A small seedable pseudo-random number generator (a mulberry32-style hash) drives all selection. Given a seed, the stream of random values is deterministic, so the same seed and count regenerate identical records — perfect for reproducible fixtures. With an empty seed a time-based seed is used for fresh data each run.

Each field is constructed to be format-correct:

  • National Insurance number follows the AA 00 00 00 A pattern, skips the prefixes HMRC never issues (D, F, I, Q, U, V as first letter; O as second) and uses a valid A–D suffix.
  • IBAN is generated for a sample country; check digits are computed with the real ISO 13616 MOD-97 algorithm so the number passes IBAN validators.
  • Email is derived from the generated name plus a sample domain; phone uses a country dialling format; address is assembled from street/town word-lists.

What each field is for

FieldFormat detail
Full nameRandom first + last name pair
Date of birthA plausible adult age, random within range
National InsuranceAA 00 00 00 A, HMRC-valid prefix/suffix
AddressStreet number + street + town, assembled from word-lists
IBANMOD-97 check-digit-correct, format-valid for a sample country
PhoneCorrect dialling prefix and digit count
Email[email protected] or similar reserved domain

When to use a seed

The seed is a number you provide that initialises the random sequence. With the same seed and count you will always get exactly the same records — the names, addresses, NI numbers, and IBANs will be byte-for-byte identical. This matters when:

  • You write an automated test that asserts "the third record has NI number AB 12 34 56 C" — without a seed, that assertion would fail on the next run.
  • A colleague needs to reproduce the exact dataset you used to file a QA report.
  • You want to commit a fixture file to source control that stays stable when regenerated.

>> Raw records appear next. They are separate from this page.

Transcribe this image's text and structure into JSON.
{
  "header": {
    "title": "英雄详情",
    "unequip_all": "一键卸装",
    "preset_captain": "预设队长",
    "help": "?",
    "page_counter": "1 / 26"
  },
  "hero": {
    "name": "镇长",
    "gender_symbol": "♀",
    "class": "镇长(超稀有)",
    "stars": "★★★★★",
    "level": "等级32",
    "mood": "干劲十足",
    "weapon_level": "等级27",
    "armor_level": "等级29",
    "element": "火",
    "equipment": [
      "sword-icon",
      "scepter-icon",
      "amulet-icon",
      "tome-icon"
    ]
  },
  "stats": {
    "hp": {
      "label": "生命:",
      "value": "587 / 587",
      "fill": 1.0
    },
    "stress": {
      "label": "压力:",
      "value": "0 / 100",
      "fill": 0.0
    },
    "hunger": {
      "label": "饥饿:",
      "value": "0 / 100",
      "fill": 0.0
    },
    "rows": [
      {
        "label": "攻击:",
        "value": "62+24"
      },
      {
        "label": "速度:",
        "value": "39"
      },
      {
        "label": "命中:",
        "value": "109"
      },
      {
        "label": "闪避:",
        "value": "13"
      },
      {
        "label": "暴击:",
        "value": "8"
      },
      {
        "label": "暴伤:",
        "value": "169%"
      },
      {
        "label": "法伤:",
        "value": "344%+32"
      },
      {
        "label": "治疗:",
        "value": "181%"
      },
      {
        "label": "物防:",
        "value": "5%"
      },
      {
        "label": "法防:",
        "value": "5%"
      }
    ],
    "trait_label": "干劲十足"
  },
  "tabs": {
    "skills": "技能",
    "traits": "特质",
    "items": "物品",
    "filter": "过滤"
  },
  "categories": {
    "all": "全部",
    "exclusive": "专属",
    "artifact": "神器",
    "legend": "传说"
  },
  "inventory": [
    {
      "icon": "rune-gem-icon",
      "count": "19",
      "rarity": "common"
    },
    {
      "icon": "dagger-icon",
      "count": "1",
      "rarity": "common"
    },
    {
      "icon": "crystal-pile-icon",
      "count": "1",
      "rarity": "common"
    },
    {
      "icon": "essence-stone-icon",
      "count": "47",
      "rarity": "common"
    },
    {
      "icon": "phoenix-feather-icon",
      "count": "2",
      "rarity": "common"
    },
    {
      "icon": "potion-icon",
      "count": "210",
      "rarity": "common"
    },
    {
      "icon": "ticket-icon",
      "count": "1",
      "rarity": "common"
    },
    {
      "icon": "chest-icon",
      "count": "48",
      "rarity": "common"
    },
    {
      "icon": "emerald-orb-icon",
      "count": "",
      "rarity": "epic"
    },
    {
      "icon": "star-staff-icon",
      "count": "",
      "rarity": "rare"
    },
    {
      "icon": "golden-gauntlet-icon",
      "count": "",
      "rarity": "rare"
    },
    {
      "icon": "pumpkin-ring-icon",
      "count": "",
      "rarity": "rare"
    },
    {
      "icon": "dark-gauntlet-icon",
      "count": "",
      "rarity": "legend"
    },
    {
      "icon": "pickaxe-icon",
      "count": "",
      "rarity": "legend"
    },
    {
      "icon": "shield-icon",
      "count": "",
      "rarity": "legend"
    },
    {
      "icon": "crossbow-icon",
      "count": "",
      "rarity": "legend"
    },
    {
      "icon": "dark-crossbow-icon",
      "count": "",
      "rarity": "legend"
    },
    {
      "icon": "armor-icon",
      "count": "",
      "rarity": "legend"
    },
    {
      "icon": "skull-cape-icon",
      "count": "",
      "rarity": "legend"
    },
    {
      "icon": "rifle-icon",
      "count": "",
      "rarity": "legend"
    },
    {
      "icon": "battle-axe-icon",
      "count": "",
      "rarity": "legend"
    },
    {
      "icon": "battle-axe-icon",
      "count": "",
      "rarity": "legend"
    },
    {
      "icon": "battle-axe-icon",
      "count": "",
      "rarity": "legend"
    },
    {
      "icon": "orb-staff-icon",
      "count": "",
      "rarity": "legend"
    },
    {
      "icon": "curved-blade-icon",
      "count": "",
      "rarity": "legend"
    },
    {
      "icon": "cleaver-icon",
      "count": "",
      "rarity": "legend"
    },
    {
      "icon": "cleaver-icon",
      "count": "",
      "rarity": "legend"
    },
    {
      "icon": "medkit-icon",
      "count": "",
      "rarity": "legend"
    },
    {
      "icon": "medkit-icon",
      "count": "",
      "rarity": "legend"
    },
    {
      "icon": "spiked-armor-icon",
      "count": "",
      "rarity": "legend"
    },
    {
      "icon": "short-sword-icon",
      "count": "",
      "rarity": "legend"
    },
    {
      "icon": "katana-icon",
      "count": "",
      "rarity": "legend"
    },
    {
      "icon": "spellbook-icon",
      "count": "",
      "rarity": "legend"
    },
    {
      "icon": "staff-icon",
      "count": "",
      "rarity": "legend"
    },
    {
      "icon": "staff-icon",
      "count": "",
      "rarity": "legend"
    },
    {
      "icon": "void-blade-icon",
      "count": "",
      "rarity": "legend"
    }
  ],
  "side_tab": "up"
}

Leave the seed empty when you just want a fresh, unrepeated batch for a demo or screenshot.

Privacy and compliance notes

Because all values are synthetic and structurally fictional, the output is safe to commit to version control and include in screenshots shared publicly. No GDPR subject-access right attaches to these records because they do not describe a natural person. However, you should still mark datasets as TEST DATA in any system they enter, to avoid confusion if they are later discovered in logs or backups.

Tips and notes

Use a fixed seed in automated tests so assertions stay stable across runs, and an empty seed when you just want a fresh batch for a demo. Because every value is synthetic, the output is safe to commit to source control and share publicly. Do not rely on the generated NI numbers or IBANs as if they belong to anyone — they are deliberately fictional placeholders that merely satisfy format checks.